Il y a ceux qui savent comment faire le noeud de ceinture et revêtir leur tenue mais ne s’appliquent pas à le faire alors que cela ne leur prendrait pas plus de temps. Il s’agit de négligence, comme s’ils n’accordaient pas d’importance à leur présentation. Le noeud peut être mal fait ou les deux brins de ceinture de longueurs différentes.

Il y a aussi ceux qui ne savent pas comment s’habiller avec un karate-gi et un obi (ceinture) alors qu’ils pratiquent déjà depuis plusieurs années. Leur a-t-on jamais enseigné comment faire ? Ne se sont-il jamais sentis concernés par cette question ?

En pénétrant dans le dojo sans avoir pris soin de porter correctement sa tenue,  le pratiquant expose au regard de tous des aspects négatifs qui peuvent aussi avoir des implications dans sa pratique : manque d’attention, de précision, de considération pour les autres et/ou pour soi, manque d’habileté, etc.

Bien que vous connaissez tous l’expression « l’habit ne fait pas le moine », vous savez que nous sommes néanmoins jugés sur les apparences dans la majorité des cas. Ce premier jugement est difficile à effacer ou estomper, il est souvent un rideaux opaque qui empêche d’aller à la découverte des autres facettes d’un individus.

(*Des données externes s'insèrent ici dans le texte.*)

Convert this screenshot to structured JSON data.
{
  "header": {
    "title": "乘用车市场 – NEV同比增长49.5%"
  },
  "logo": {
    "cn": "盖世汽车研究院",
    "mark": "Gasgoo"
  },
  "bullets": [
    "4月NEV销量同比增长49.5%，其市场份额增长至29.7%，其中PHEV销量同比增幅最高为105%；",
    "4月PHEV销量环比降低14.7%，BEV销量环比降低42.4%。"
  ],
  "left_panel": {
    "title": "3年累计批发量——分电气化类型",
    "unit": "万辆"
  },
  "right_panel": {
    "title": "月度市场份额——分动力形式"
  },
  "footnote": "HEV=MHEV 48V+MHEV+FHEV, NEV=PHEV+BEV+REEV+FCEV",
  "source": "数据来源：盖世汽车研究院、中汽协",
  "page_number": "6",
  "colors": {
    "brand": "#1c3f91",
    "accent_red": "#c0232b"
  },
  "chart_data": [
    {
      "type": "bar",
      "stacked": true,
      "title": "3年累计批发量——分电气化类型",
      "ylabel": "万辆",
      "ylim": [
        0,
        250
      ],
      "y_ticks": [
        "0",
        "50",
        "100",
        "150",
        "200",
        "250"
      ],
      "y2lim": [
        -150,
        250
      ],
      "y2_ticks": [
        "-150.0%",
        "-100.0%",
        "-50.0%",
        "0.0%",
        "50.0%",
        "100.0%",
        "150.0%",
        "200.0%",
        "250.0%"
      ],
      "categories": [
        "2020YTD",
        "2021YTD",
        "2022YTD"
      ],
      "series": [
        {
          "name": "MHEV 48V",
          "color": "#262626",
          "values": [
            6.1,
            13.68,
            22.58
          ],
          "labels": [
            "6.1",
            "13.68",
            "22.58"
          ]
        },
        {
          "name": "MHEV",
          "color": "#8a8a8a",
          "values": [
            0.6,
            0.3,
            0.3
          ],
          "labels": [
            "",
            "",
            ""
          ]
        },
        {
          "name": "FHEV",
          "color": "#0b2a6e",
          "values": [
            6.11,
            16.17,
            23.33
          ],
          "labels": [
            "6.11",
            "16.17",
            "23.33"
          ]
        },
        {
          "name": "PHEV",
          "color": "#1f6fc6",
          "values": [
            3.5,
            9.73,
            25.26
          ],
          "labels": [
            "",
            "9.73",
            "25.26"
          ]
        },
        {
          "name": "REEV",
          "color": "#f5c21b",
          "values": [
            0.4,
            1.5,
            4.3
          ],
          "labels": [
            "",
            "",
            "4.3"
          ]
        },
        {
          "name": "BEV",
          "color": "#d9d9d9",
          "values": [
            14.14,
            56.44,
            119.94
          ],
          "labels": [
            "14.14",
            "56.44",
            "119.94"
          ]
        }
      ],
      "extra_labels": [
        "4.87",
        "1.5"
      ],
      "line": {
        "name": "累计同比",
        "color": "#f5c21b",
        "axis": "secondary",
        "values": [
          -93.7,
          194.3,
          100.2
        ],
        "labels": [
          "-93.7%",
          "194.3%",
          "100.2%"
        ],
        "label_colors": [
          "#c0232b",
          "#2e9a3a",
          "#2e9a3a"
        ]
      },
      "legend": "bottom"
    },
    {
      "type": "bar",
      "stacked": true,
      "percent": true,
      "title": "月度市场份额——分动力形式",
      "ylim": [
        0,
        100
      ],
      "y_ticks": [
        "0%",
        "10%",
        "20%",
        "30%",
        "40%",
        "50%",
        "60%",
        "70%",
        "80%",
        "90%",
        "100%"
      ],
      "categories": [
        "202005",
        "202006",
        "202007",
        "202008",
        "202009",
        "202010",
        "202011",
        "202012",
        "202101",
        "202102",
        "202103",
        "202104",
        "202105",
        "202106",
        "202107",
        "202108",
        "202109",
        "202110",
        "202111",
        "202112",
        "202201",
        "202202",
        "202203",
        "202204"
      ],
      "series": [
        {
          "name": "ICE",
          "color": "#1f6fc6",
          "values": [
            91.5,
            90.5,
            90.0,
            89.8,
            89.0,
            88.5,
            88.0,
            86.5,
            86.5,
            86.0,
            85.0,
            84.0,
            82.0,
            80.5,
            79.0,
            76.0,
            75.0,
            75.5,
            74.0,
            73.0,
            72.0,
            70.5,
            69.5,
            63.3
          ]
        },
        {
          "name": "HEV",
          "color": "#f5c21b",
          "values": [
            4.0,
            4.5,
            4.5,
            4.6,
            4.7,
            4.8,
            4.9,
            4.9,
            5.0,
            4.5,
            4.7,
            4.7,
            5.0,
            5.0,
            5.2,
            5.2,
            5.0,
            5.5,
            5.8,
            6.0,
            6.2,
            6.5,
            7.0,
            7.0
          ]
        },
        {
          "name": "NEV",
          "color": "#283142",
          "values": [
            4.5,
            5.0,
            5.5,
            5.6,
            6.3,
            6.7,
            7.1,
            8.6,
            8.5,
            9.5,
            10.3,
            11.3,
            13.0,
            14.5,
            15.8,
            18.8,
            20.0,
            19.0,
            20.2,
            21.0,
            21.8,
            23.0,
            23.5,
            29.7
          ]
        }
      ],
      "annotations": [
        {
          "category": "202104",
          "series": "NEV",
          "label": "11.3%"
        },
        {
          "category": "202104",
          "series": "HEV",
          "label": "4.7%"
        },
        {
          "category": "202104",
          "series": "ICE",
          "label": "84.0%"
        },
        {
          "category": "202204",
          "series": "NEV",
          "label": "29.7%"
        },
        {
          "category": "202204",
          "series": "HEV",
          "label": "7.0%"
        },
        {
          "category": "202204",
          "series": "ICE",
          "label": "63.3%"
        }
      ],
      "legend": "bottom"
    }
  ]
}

Lorsque je vois un pratiquant pour la première fois, que ce soit lors d’un passage de grade ou d’un entraînement, les aspects de l’étiquette présentées ci-dessus me sautent aux yeux. Bien que je ne veuille pas porter de jugement sur les personnes, souvent je me fais déjà une première idée sur leurs niveau à la façon dont ils sont vêtus de leur karate-gi. En effet, de la même manière que les premiers mouvements exécutés par un candidat à un grade donnent tout de suite le « la » (note de musique), c’est à dire que l’on comprend déjà globalement ce qu’il va être capable de faire et de démontrer durant l’examen, le port de la tenue peut orienter le jugement.

Ce que je viens de décrire ne se produit pas uniquement au dojo, c’est la même chose dans la vie de tous les jours. Il se passera la même chose si vous vous présentez à une rendez-vous d’embauche accoutré de manière inappropriée à l’emploi brigué, vous donnerez une mauvaise impression à vos interlocuteurs.

Ainsi, je pense qu’en attachant de l’importance à la façon de se vêtir pour l’entraînement, on cultive une concentration, une présence, qui vont se refléter dans votre apparence. Celle-ci reflète alors, d’une certaine manière, une partie intérieure de vous-même qui sera appréciée et respectée par les autres.

L’étiquette ne se limite pas à la façon de porter la tenue d’entraînement, de nouer sa ceinture, elle régit aussi des comportements et des protocoles comme les saluts. La pratique d’un art martial comme le karaté, quelles que soient les motivations qui vous y amènent, commence bien avant de pénétrer dans le dojo. Quand vous sortez de chez vous pour rejoindre la salle d’entraînement, vous commencez à tourner votre esprit vers la pratique, vous vous conditionnez mentalement. Quand vous êtes dans le vestiaire, la qualité de votre présence s’intensifie et se reflète dans votre respiration, votre regard, vos gestes et votre façon de vous habiller.